Tantra bermula sebagai alat dalam Rg Weda, dan berkembang menjadi sistem pemikiran spiritual yang komprehensif. Menelusuri jejaknya dari fungsi praktis hingga disiplin ritualistik, menunjukkan bagaimana Tantra menggabungkan pemujaan spiritual, dengan tradisi untuk mencapai keseimbangan spiritual.
Tantra, dalam tradisi spiritual Hindu, memiliki perjalanan sejarah yang unik. Dari pemahamannya seperti alat tenun yang disebutkan oleh teks-teks Weda, hingga maknanya sebagai disiplin spiritual kompleks, Tantra menggambarkan transformasi luar biasa, mengenai pemahaman manusia terhadap bentuk-bentuk ritual, dengan spiritualitas.
Meskipun awalnya hanya berfungsi sebagai istilah praktis dalam Rg Weda, Tantra kemudian mulai merambah pada ritual, menggabungkan berbagai teknik terorganisir kedalam sistem pemikiran, menghubungkan pengabdian, meditasi, juga ritual dengan pengalaman mistis. Artikel ini mengeksplorasi evolusi Tantra melalui berbagai teks klasik, serta pemikir bersejarah, mengungkapkan bagaimana Tantra berkembang menjadi disiplin spiritual kompleks berpengaruh.
Pengungkapan Makna Tantra
Penggunaan ungkapan Tantra paling awal tercantum dalam Rg Weda (meskipun kemunculannya hanya sekali). Konteksnya adalah pekerjaan kasar, disampaikan dengan tutur kata tidak halus, bukan oleh pendeta terpelajar, atau pendeta pengekstrak Soma. Awalnya kata tantra yang digunakan di sini merujuk bentuk sebuah pekerjaan. Sayana (Sayanacarya) dalam komentarnya menjelaskan, bahwa 'tantra' adalah sebuah alat pertanian (semacam bajak atau alat tenun) yang 'dibentangkan' atau 'dibuat' (vistarayanti), atau sekadar 'dikerjakan' (kurvanti).

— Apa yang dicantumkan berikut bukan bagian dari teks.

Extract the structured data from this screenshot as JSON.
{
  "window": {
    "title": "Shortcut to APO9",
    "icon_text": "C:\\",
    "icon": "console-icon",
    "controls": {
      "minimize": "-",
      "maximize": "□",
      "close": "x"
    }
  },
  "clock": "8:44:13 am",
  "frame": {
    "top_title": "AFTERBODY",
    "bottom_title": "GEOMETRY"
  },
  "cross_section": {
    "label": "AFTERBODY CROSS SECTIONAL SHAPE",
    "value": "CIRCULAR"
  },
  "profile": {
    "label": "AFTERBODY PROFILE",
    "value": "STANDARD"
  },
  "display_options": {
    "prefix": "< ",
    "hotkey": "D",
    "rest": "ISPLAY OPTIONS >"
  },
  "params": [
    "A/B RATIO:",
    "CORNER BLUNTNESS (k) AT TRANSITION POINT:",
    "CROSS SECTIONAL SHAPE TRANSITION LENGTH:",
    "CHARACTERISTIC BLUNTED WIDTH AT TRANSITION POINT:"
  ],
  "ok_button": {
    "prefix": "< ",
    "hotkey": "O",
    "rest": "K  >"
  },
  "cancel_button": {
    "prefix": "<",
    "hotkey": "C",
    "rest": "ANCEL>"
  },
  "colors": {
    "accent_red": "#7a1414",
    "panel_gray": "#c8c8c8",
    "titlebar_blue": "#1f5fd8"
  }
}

Sedangkan Atharva Weda menjelaskan kata tersebut dengan lebih spesifik sebagai arti "alat tenun"; dan Panini menganggap kata 'tantraka' berarti sepotong kain yang baru saja diambil dari Loom (alat Tenun), sehingga kemungkinannya ini adalah konotasi asli dari kata tersebut. Namun, Tantra sendiri kemudian keluar dari cangkangnya, dengan seiring berjalannya waktu, menjadi penanda sistem terdiri dari berbagai aspek, seperti misalnya, dalam Apastamba Dharmasutra (sekitar empat atau lima abad sebelum Masehi).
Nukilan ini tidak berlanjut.